Justino's Madeira 3 anos Doce

Ficha técnica

  • País:
    Portugal
  • graduação alcoolica icone Produtor:
    Justino’s Madeira
  • graduação alcoolica icone Graduação alcoólica:
    19.00
  • região icone Região:
    Ilha da Madeira
  • uva icone Uva:
    Tinta Negra


O vinho Madeira é um dos fortificados mais longevos e sofisticados que se têm notícia e a Justino’s Madeira é líder de mercado nesse segmento. A Justino’s elabora exemplares com frescura ímpar, característica que se deve à acidez destacada que torna a percepção do açúcar agradável e equilibrada. O Justino’s Madeira dura mais de um ano depois de aberto (basta fechar bem a garrafa e guardá-la em pé, em temperatura ambiente). Isso significa que ele mantém-se melhor que o vinho do Porto e é uma excelente opção para ser servido em taça. Geralmente são elaborados a partir de um corte de uvas, sendo a Tinta Negra a mais utilizada, ou ainda a partir de uma única casta, como Malvasia, Boal, Verdelho, Terrantez e Sercial.

A ilha da Madeira

A ilha portuguesa da Madeira forma um arquipélago com a Ilha de Porto Santo e com as Ilhas Deserta e Selvagens no Oceano Atlântico. Desde que os primeiros colonizadores pisaram em terra eles estavam acompanhados de mudas de videiras que existiam no Norte de Portugal, entre elas, a Malvasia. O relevo acidentado faz com que as uvas sejam plantadas no sistema latada, ou seja, as plantas ficam paralelas ao chão e as uvas são colhidas manualmente - é na Ilha da Madeira aquela impressionante paisagem que lembra escadas nas montanhas. O solo de origem vulcânica, a proximidade com o mar e o processo único de produção são alguns dos fatores responsáveis pelas características exclusivas do vinho Madeira.

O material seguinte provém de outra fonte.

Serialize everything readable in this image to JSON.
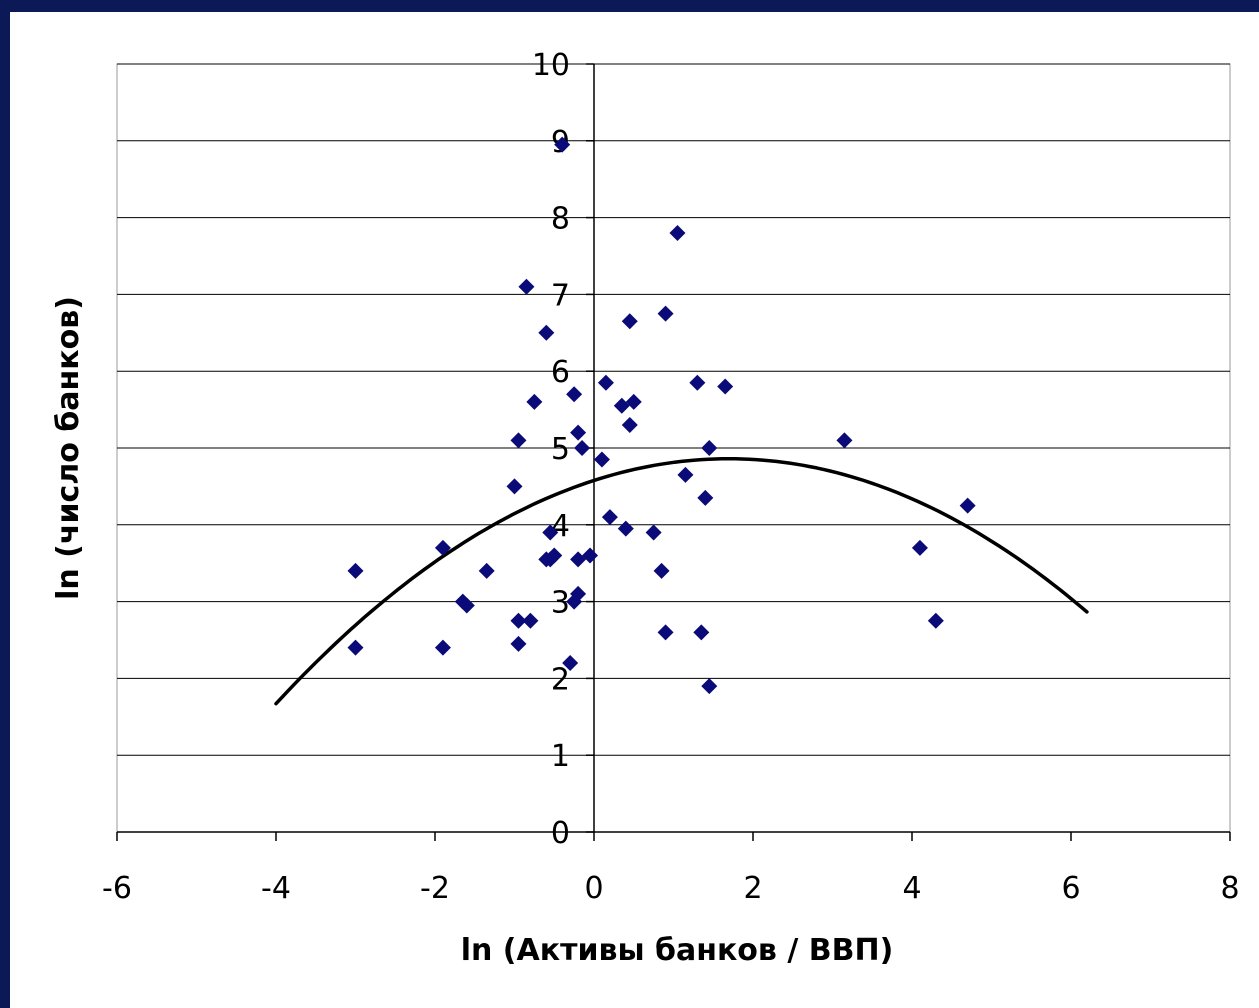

Tradicionalmente, o processo de fermentação é interrompido pela adição de álcool vínico. O momento em que essa adição acontecerá é o que determina o estilo e o grau de doçura do vinho pretendido: seco, meio seco, meio doce e doce.

Vinho Torna a Viagem

Nos primórdios da história vinícola da Ilha da Madeira, os toneis de vinhos eram transportados nos porões dos navios durante as longas viagens marítimas. As temperaturas lá embaixo chegavam aos 60 graus e quando acontecia de o vinho retornar à Europa, verificava-se que ele era muito melhor do que aquele enviado no começo da viagem, pois as altas temperaturas e o balançar do navio acabaram conferindo características únicas e interessantes à bebida. A partir de então, toneis de Vinho Madeira eram despachados para uma voltinha de navio unicamente para enriquecer em aromas e sabores. Esse vinho ficou conhecido como Vinho da Roda ou Torna a Viagem. Hoje a mesma situação é simulada por dois processos de envelhecimento: Canteiro e Estufagem.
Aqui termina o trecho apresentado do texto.